More than four decades ago, North Americans began a love affair with an inexpensive little two-door runabout that Toyota introduced to North America from its Japanese homeland. The Corolla badge has so far been affixed 40 million vehicles.
Certainly Toyota isn’t expecting that its Scion-branded iQ to be a case of history repeating, but if just a little of that ol’ Corolla mojo rubs off on this tiniest of four-seaters, the automaker would definitely have another hit on its hands.
The iQ is an interesting piece of architecture. Toyota has managed to take a vehicle that’s barely 10 feet long (roughly a foot longer than a Smart fortwo) and create a rolling habitat for four people.
The previous statement, however, requires some clarification. The person sitting directly behind the driver will either have to be very small, or sufficiently flexible to sit cross-legged for extended periods. That’s because this so-called “micro subcompact” offers a unique seating arrangement, with the driver’s chair positioned a few inches aft of the front passenger seat. This arrangement allows for a reasonable legroom assigned to the spot behind the shotgun position, but barely any such space exists behind the driver. For all practical purposes, the iQ is essentially a three-person proposition, but it still puts the Smart to shame.
Full Monty seat deployment also results in a mere mail slot’s worth of storage space, accessible through the rear hatch. But with the rear seat folded, stashing a couple of sets of golf clubs or full-size suitcases would not be out of the question. Some credit here goes to a flat gas tank mounted beneath the floor plus a tire-repair kit that replaces the traditional spare.
The iQ isn’t particularly wide — nearly equal to the fortwo in this regard — but the offset front-seat layout should provide sufficient space to prevent elbow collisions. The two-tone dashboard has been shaped for minimal cabin intrusion (an under-seat bin replaces the glove compartment), while the gauges, controls and pop-up-style audio system/navigation system reflect the iQ’s minimalist character.
However there’s nothing minimal about the 11 airbags (Holy pillow fight, 11?) strategically located about the cabin. The list includes the first-ever rear-window airbag plus driver and front-passenger knee and seat-cushion airbags.
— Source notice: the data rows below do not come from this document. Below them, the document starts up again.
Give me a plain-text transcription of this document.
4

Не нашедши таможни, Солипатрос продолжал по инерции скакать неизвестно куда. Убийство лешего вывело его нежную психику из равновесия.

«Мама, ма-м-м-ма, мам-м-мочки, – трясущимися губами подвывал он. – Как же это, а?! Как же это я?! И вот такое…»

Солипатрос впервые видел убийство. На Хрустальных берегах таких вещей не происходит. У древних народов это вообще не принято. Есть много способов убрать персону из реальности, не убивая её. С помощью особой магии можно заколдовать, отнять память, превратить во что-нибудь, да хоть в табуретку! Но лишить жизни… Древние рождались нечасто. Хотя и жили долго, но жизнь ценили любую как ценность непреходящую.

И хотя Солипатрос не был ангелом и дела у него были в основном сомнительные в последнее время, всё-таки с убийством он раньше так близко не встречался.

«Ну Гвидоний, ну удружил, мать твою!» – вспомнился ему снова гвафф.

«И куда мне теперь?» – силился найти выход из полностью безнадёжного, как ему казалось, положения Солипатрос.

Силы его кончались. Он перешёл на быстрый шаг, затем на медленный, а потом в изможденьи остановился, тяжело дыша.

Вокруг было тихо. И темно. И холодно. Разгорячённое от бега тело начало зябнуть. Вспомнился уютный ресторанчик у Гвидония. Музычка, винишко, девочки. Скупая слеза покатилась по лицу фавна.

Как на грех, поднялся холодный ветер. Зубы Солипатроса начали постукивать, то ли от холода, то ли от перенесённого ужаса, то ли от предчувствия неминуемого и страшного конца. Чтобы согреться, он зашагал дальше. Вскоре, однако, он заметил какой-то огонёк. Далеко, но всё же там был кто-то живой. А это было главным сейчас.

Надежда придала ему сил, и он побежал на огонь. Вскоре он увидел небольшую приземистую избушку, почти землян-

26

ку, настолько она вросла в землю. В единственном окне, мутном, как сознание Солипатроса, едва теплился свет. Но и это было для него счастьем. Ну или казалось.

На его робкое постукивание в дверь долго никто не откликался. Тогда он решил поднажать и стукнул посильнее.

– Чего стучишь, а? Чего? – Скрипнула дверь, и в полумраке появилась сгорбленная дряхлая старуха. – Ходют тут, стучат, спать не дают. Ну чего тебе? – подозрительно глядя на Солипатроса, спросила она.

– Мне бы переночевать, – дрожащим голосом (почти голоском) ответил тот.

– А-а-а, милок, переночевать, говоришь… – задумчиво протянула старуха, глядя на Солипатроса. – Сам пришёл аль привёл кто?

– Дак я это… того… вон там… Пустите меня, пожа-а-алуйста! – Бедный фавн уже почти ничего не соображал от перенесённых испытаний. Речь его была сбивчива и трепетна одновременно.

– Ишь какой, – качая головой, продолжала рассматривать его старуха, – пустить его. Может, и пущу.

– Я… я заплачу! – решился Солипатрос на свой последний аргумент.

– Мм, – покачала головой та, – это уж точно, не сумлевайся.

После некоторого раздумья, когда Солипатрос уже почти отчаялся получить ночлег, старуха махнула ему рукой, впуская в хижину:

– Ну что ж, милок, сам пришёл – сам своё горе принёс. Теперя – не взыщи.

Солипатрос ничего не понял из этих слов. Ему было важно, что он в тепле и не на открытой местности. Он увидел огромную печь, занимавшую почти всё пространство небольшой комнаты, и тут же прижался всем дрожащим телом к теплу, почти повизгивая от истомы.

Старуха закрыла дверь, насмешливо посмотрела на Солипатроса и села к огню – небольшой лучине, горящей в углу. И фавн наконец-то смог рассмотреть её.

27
Keeping the iQ on the go and hopefully out of trouble is a 1.3-liter four-cylinder engine that generates 94 horsepower and 89 pound-feet of torque. That too is minimal, but considering the car’s modest 2,127-pound curb weight, it’s likely all that’s needed for most urban driving scenarios. And just wait and see what the aftermarket will develop to bolster the iQ’s power band.
In the interests of maxing out fuel economy (rated at 36 mpg in the city, 37 highway), the 1.3 is mated to a continuously variable transmission. Those numbers are respectable, but less than spectacular when compared to larger models from Ford, Hyundai and Chevrolet.
Being a member of the Scion family means that the iQ arrives in a well-equipped state. Standard gear includes air conditioning, keyless remote entry, power windows and outside mirrors and a leather-wrapped adjustable steering wheel with audio controls. Also standard is a 160-watt Pioneer audio system and Bluetooth hands-free communications capability.
The mostly dealer-installed options consist of a premium 200-watt audio package with touch-screen display, navigation system, 16-inch alloy wheels, bodyside moldings and Toyota Racing Development (TRD) front sway bar and lowering springs.
It remains to be seen how the iQ will be received once it enters the retail stream beginning this October at a $16,000 base price (including destination charges). Young urban singles and multi-car families are the likely targets, but more car can be had for about the same money from other automakers with as good, or better fuel-efficiency stats. But don’t discount the iQ’s certain indescribable charm factor. After all, it worked for the Corolla.